Step 2: Create a Pattern

“Using your sketch, you should decide exactly the way each panel of fabric will be cut. This pattern making is the most technical part of designing and is sometimes outsourced to an expert pattern maker.”

Step 3: Find the Fabric

“If you really want to have access to lots of bolts of fabric for future runs, you have to go to a fabric agent. They’re based in the Garment District of New York and can source from many countries. I get mine from Japan. They didn’t have the exact color of pink that I wanted, so I had to find a fabric dyer, also in the Garment District, to help.”

Step 4: Perfect the Fabric

“Finding the exact color you want is a process. The dyers ask for a small swatch to match your fabric. They do a small sample test and cut the swatch into four different pieces. You give them a reference, a Pantone color or a specific item, and you pick the sample you like the best. Once you’re happy with one to three yards of fabric that has been dyed, you give something like 50 yards to be properly colored.”

Step 5: Cut the Pattern

“Using the pattern you created, your 50 yards of fabric is cut into pieces that assemble to make 100 pairs of shorts. This all happens in the Garment District, where factories line every floor of 30-story buildings.

“In my first collection drop, I cut way too much fabric. I shouldn’t have produced so many shorts at the beginning. I should’ve saved some materials to make other items, like windbreakers. Remember to regulate the number of production units when you’re first starting out.”

Step 6: Sew the Clothes

“Next, you take it to another factory to be sewn. This process is called ‘cutting and sewing.’Once assembled, you have 100 pairs of your pink shorts.”

Step 7: Release with Collection Drops

“Because our clothes are all made in New York in the Garment District, our costs are more expensive than if you outsourced to another country.

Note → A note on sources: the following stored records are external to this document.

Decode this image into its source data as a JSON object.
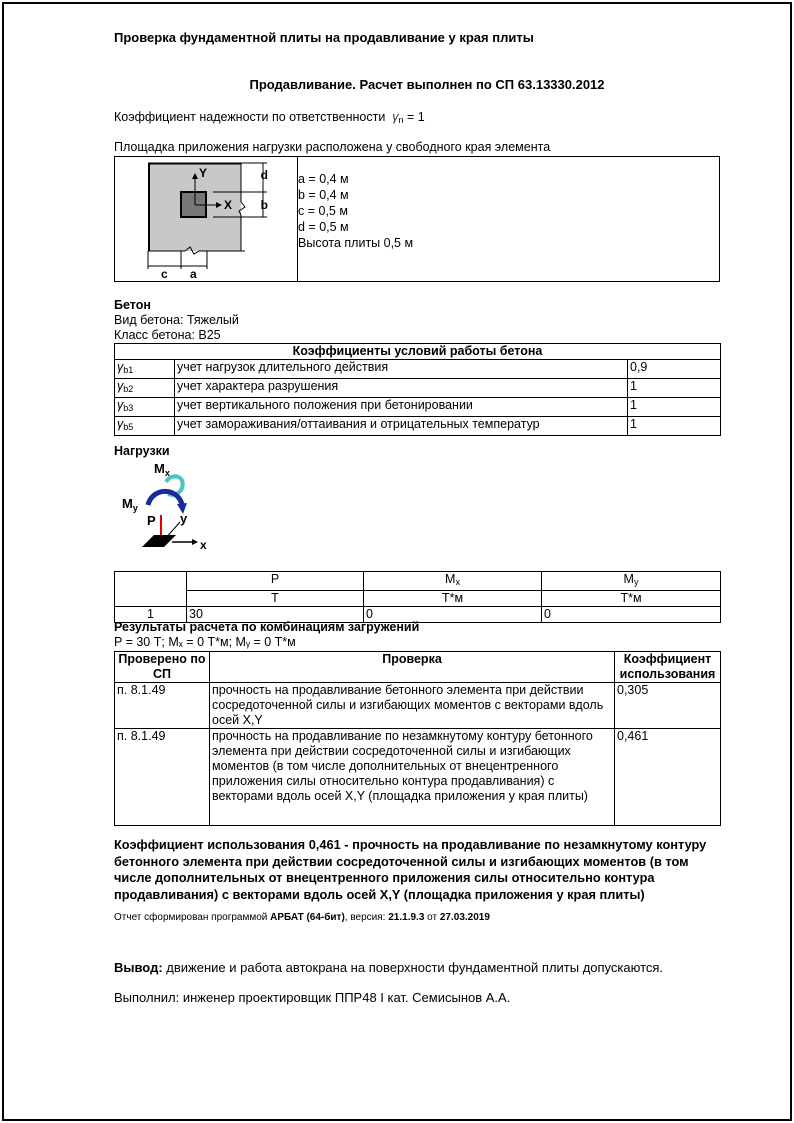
{
  "title": "Проверка фундаментной плиты на продавливание у края плиты",
  "subtitle": "Продавливание. Расчет выполнен по СП 63.13330.2012",
  "reliability": {
    "label": "Коэффициент надежности по ответственности",
    "symbol": "γ",
    "sub": "n",
    "value": "= 1"
  },
  "placement": "Площадка приложения нагрузки расположена у свободного края элемента",
  "diagram": {
    "labels": {
      "y": "Y",
      "x": "X",
      "a": "a",
      "b": "b",
      "c": "c",
      "d": "d"
    },
    "params": [
      "a = 0,4 м",
      "b = 0,4 м",
      "c = 0,5 м",
      "d = 0,5 м",
      "Высота плиты 0,5 м"
    ]
  },
  "concrete": {
    "heading": "Бетон",
    "type": "Вид бетона: Тяжелый",
    "class": "Класс бетона: B25",
    "table_title": "Коэффициенты условий работы бетона",
    "rows": [
      {
        "sym": "γ",
        "sub": "b1",
        "desc": "учет нагрузок длительного действия",
        "val": "0,9"
      },
      {
        "sym": "γ",
        "sub": "b2",
        "desc": "учет характера разрушения",
        "val": "1"
      },
      {
        "sym": "γ",
        "sub": "b3",
        "desc": "учет вертикального положения при бетонировании",
        "val": "1"
      },
      {
        "sym": "γ",
        "sub": "b5",
        "desc": "учет замораживания/оттаивания и отрицательных температур",
        "val": "1"
      }
    ]
  },
  "loads": {
    "heading": "Нагрузки",
    "figure": {
      "mx": "M",
      "mx_sub": "x",
      "my": "M",
      "my_sub": "y",
      "p": "P",
      "y": "y",
      "x": "x"
    },
    "headers": [
      "P",
      "M",
      "M"
    ],
    "header_subs": [
      "",
      "x",
      "y"
    ],
    "units": [
      "Т",
      "Т*м",
      "Т*м"
    ],
    "rows": [
      {
        "n": "1",
        "p": "30",
        "mx": "0",
        "my": "0"
      }
    ]
  },
  "results": {
    "heading": "Результаты расчета по комбинациям загружений",
    "combo": "P = 30 Т; Mₓ = 0 Т*м; Mᵧ = 0 Т*м",
    "headers": [
      "Проверено по СП",
      "Проверка",
      "Коэффициент использования"
    ],
    "rows": [
      {
        "sp": "п. 8.1.49",
        "check": "прочность на продавливание бетонного элемента при действии сосредоточенной силы и изгибающих моментов с векторами вдоль осей X,Y",
        "k": "0,305"
      },
      {
        "sp": "п. 8.1.49",
        "check": "прочность на продавливание по незамкнутому контуру бетонного элемента при действии сосредоточенной силы и изгибающих моментов (в том числе дополнительных от внецентренного приложения силы относительно контура продавливания) с векторами вдоль осей X,Y (площадка приложения у края плиты)",
        "k": "0,461"
      }
    ]
  },
  "summary": "Коэффициент использования 0,461 - прочность на продавливание по незамкнутому контуру бетонного элемента при действии сосредоточенной силы и изгибающих моментов (в том числе дополнительных от внецентренного приложения силы относительно контура продавливания) с векторами вдоль осей X,Y (площадка приложения у края плиты)",
  "report": {
    "prefix": "Отчет сформирован программой ",
    "program": "АРБАТ (64-бит)",
    "mid": ", версия: ",
    "version": "21.1.9.3",
    "of": " от ",
    "date": "27.03.2019"
  },
  "conclusion": {
    "label": "Вывод:",
    "text": " движение и работа автокрана на поверхности фундаментной плиты допускаются."
  },
  "signature": "Выполнил: инженер проектировщик ППР48 I кат. Семисынов А.А."
}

Roughly, to do this kind of production run of, say, 50 shorts, it would cost around $4,000. That’s from nothing to having 50 finished shorts with trims and everything. So that is reflected in the cost on our e-commerce site, our main source of revenue.”

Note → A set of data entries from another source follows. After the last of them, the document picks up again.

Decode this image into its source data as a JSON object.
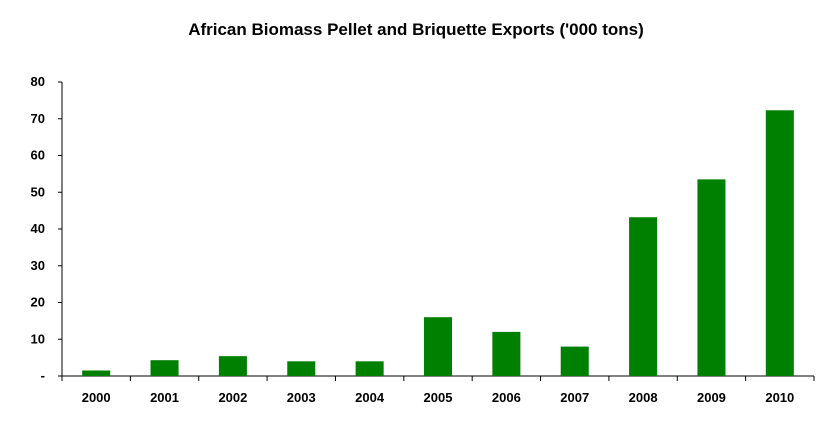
{
  "chart_data": {
    "type": "bar",
    "title": "African Biomass Pellet and Briquette Exports ('000 tons)",
    "categories": [
      "2000",
      "2001",
      "2002",
      "2003",
      "2004",
      "2005",
      "2006",
      "2007",
      "2008",
      "2009",
      "2010"
    ],
    "values": [
      1.5,
      4.3,
      5.4,
      4,
      4,
      16,
      12,
      8,
      43.2,
      53.5,
      72.3
    ],
    "ylim": [
      0,
      80
    ],
    "yticks": [
      "-",
      "10",
      "20",
      "30",
      "40",
      "50",
      "60",
      "70",
      "80"
    ],
    "xlabel": "",
    "ylabel": "",
    "grid": false,
    "legend": "none",
    "bar_color": "#008000"
  }
}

Step 8: Marketing and Delivery

“When I was at Parsons, I screen-printed a shirt for a friend. I didn’t want to just deliver it in a plastic bag, so I stopped in the dollar slice pizza place across from my apartment. I asked if I could buy a box—that classic pizza box with green and red writing—so I delivered her shirt, hot and crispy, in a pizza box. That became the packaging for my brand and all our orders are shipped in pizza boxes. Get creative with this part.”

Step 9: Social Media

“My social media strategy was to give the product to all my friends. I wanted to approach it like, ‘I have this cool thing and I think you’ll want it too.’ I never ask anyone to post or pay anyone. They just organically love the product. Fortunately, since I work in marketing, my friends have amassed big followings on social platforms.”

The most recent drop from Jaw x Jawshop is a covetable tie-dye long-sleeved tee based on a nostalgic top Jaw found in a beachside surf shop in Delaware. Emblazoned with “I love you” in both English and Mandarin, the tee is a shout-out to the Chinese American factory workers in the Garment District who have helped Jaw literally and metaphorically build this brand. This collection has since sold out.

“I found two mentors: one in marketing and one in fashion,” Jaw says. The skills of sourcing and producing clothes were taken directly from working at Proper Gang. The skills of marketing and social media were taken from working at By Babba. “We’re giving people a story behind their clothes.”